Court Opinion

ID: 7776800
Source: CourtListenerOpinion
Date Created: 2022-07-30 21:04:03.049065+00
Date Added: 2024-06-11T13:40:49.588786
License: Public Domain

Alluding to § 26-17-8, Ala. Code 1975, the juvenile court stated that its judgment was based on its conclusion that, as a matter of law, it was limited in its award of past-due child support under the parties' 1995 child-support agreement to the two-year period immediately prior to the filing of the mother's petition:
 "To be honest with you, I don't think that statute extends to your statute of limitations for enforcement. I agree I can enforce in terms of the agreement, but not beyond two years back because there's never been an order of support. So, I think that's where I'm getting my limit. I'm getting what I calculate in the last two years, looking at what's there."
(Emphasis added.) This self-imposed limitation was an error of law. Like Judge Crawley, I interpret § 26-17-8 to apply only where there has been no agreement of the nature contemplated by §26-17-16, Ala. Code 1975.

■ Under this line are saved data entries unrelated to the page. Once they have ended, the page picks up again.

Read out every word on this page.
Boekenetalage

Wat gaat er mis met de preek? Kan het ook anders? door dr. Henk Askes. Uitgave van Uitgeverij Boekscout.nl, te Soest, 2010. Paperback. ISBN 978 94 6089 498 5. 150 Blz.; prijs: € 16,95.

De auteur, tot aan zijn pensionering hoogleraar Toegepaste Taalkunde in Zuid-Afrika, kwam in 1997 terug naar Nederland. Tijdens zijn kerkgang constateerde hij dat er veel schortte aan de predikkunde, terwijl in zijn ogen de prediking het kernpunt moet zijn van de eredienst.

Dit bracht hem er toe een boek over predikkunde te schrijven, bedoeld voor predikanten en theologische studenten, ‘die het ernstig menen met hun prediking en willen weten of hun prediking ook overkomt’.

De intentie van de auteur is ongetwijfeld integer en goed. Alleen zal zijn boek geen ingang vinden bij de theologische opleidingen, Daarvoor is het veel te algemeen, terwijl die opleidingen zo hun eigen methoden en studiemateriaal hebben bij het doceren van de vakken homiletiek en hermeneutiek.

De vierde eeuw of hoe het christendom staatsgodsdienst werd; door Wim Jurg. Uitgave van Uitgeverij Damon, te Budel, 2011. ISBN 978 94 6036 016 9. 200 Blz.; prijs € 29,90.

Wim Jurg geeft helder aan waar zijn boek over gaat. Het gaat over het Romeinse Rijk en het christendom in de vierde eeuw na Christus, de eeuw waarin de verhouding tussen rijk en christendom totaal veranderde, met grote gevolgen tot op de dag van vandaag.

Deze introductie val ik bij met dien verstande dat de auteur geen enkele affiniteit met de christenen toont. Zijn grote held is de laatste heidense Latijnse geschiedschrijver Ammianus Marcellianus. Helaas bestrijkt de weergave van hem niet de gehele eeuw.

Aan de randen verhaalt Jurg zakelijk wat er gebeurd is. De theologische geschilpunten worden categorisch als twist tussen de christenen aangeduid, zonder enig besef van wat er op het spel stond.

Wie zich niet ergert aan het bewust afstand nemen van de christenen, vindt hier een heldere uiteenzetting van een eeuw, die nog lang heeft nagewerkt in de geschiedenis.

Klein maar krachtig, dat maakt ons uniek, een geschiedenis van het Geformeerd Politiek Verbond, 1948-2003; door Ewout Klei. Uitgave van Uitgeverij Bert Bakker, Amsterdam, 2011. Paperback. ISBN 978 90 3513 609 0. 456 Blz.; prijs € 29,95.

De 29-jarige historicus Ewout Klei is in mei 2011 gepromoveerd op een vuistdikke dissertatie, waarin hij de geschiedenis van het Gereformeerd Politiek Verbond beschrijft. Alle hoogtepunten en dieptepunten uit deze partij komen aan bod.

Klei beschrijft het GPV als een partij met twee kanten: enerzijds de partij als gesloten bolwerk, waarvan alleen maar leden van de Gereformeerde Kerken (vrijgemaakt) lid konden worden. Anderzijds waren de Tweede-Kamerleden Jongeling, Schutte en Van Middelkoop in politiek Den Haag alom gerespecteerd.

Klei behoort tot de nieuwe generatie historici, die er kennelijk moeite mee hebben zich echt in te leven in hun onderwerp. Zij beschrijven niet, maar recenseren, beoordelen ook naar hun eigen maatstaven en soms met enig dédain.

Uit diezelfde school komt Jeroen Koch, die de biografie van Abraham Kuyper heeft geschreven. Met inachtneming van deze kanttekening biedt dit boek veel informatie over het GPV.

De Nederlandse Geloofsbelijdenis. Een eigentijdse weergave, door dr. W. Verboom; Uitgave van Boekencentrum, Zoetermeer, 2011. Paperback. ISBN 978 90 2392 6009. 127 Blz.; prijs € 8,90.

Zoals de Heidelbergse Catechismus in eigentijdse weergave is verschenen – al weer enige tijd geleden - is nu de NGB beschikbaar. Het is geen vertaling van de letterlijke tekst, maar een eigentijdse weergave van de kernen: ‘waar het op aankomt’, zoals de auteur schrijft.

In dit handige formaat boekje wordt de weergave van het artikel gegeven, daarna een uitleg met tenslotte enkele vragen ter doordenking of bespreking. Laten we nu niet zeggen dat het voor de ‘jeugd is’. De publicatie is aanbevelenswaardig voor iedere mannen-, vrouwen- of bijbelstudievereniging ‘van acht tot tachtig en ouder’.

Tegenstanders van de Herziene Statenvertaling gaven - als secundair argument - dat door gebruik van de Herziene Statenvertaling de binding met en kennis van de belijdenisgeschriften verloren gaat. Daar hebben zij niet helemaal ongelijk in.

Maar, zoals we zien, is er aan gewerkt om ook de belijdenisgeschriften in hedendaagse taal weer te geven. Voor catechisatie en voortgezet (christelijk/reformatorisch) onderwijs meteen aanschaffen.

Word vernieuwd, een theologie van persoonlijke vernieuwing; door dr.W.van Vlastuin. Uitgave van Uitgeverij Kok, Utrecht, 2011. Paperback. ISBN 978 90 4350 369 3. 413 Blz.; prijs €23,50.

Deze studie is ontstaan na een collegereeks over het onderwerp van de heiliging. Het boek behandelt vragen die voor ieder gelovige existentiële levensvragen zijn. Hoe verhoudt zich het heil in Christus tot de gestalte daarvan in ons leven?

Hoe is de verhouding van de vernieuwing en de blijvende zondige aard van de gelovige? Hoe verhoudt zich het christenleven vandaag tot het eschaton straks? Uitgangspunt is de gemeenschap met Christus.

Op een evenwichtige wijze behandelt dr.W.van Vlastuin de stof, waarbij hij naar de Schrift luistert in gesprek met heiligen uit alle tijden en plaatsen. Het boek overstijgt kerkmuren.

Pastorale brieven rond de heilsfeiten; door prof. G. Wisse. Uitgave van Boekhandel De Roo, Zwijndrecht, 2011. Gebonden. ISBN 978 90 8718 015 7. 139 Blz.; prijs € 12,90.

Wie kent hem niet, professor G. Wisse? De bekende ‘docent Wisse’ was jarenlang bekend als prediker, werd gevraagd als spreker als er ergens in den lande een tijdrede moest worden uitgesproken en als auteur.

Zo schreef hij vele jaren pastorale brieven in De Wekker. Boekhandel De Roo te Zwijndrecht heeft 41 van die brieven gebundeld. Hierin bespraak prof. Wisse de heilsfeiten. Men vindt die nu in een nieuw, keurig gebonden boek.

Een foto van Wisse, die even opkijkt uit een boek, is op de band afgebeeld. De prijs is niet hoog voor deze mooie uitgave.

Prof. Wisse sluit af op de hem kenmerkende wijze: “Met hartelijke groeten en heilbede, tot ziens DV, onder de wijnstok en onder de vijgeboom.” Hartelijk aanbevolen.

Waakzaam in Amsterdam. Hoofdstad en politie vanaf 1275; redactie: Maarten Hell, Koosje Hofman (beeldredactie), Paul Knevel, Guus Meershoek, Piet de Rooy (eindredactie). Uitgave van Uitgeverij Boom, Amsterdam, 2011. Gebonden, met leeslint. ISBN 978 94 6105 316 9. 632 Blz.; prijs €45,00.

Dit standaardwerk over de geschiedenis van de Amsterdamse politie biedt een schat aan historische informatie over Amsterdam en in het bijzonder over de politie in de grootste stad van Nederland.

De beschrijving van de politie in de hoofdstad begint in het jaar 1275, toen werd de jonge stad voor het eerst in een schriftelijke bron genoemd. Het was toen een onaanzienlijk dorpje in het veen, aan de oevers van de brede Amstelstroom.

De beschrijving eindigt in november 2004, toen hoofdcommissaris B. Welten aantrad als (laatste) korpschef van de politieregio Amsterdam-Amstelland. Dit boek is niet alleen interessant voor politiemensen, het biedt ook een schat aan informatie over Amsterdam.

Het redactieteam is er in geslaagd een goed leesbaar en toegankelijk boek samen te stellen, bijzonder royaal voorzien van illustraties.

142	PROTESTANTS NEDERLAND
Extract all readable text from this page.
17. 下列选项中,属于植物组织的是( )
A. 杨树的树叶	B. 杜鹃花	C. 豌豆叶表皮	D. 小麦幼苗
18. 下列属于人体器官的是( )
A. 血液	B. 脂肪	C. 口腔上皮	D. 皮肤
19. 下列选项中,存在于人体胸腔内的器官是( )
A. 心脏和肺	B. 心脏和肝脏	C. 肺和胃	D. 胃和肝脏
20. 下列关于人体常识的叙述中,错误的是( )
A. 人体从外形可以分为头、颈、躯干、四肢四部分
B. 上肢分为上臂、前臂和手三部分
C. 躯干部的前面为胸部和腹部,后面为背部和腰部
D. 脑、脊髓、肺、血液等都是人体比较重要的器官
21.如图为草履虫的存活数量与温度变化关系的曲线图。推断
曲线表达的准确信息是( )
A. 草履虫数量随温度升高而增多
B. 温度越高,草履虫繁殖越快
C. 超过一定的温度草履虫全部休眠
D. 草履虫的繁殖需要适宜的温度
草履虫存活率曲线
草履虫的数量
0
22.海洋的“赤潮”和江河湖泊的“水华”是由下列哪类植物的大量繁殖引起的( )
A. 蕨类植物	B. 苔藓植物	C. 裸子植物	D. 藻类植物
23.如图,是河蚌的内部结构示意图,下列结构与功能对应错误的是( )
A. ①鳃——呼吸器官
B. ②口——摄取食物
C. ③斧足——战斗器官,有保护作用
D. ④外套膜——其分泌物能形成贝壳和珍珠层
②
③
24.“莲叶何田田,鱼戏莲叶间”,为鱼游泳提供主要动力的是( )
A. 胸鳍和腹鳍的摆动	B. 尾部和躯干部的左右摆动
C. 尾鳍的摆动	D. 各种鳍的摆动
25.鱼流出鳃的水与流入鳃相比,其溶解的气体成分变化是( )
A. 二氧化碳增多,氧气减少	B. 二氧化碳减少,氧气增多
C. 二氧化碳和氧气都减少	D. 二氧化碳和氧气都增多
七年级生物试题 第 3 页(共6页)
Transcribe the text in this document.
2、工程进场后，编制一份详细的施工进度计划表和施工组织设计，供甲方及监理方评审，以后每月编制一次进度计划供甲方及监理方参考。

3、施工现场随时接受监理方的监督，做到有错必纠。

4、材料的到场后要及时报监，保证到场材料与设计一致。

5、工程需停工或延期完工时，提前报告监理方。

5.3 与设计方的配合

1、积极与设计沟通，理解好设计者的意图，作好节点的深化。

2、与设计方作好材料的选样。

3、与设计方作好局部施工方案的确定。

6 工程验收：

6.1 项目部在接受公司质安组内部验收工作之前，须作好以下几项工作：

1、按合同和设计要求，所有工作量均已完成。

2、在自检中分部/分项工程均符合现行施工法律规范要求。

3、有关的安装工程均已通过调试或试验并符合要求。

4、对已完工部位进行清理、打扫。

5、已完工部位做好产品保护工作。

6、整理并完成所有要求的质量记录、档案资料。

Had the juvenile court not determined that the former statute limited the mother's rights under the latter statute, it *Page 210 
might have awarded the mother a larger child-support arrearage. As the main opinion notes, the evidence as to the amount of contractual arrearage referable to the time period more than two years before the filing of the complaint was in conflict. There was substantial evidence supporting each party's position.2 The main opinion puts this court in the position of speculating as to what factual determination the trial court might have made as to the period more than two years before the filing of the complaint had the court not considered itself limited to that two-year period by § 26-17-8. Because I believe this case must therefore be remanded to the trial court for findings that are not truncated by an erroneous understanding of the aforesaid statutes, I must respectfully dissent.
2 Indeed, as the main opinion notes, "[t]he mother testified that since 1995 the father had paid her a total of $6,733.17 pursuant to the child-support agreement [and that she] estimated that the father owed an additional $23,266.83 in child support under that agreement." 906 So.2d at 205. Not long after the mother testified to those amounts, the trial court responded to an inquiry by the mother's attorney as to whether he had introduced certain written computations by advising the attorney that the mother already had testified as to the fact that the father owed her approximately $23,000.